The "Keys Style" is hard to define because Homer Rhode's flies of the 50's were called that but they looked like Seaducers and may or may not have been splayed?!?!
The Tarpon flies of today are a combination of the above plus different collar materials, eyes, flash, etc,.
Still, when you buy your feathers and start trying to get 3 or 4 long splayed feathers to lay flat against each other on the hook, then you will know why you bought the best you could find!

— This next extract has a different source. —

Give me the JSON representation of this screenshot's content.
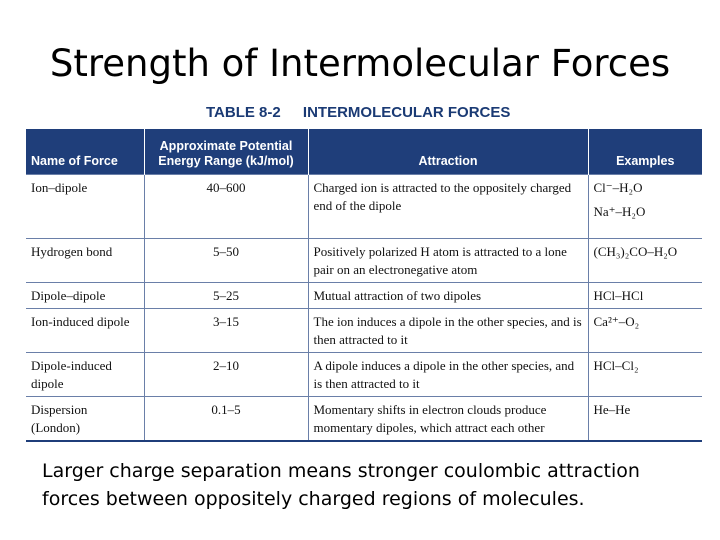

Books: Saltwater fly patterns- Lefty, Flies for Saltwater - Dick stewart, and Paul Schmookler's book Volume 2.
|11-13-2003 06:18 PM|
|striblue||Lefty's Cochroach is done with a grizzly hackle for the tail and squirel for the collar... do a search in the Striper fly archive where there are 30 classic flies... Use the search word "classic".. you will find the cochroach as well as Apte's tarpon fly|
|11-13-2003 05:08 PM|
|Capt. Mel Simpson||
I would look for a feather that is wide and long, round tipped, densely webbed, with a sturdy straight stem that is splayed. My preference is the Whiting American Rooster Cape for all my tarpon wings. I also use a soft wide saddle in front of the collar.
Because our tarpon are the giants, my flies are big, about 4" long.
|11-13-2003 08:12 AM|
If you're tying specific patterns, the recipe should describe the type of hackle used in the original. Otherwise I would say it depends on the pattern style and which part of the fly (collar, wing, tail etc.).
For the muddy estuaries of Costa Rica, patterns that push a lot of water and kick out a bunch of vibes would call for a good stiff cock neck whereas a clear water palmered worm pattern would have a lot more life tied with a softer hackle.
Saddlles are great for palmering on long shank hooks. I guess hen could have an application also.
|11-12-2003 09:54 PM|
Hackles for Tarpon flies
Looking for advice on what are the best hackles for tying tarpon flies like the cockroach. Neck? Saddle? Hen? Rooster? you tell me. If anyone knows any good brands please tell.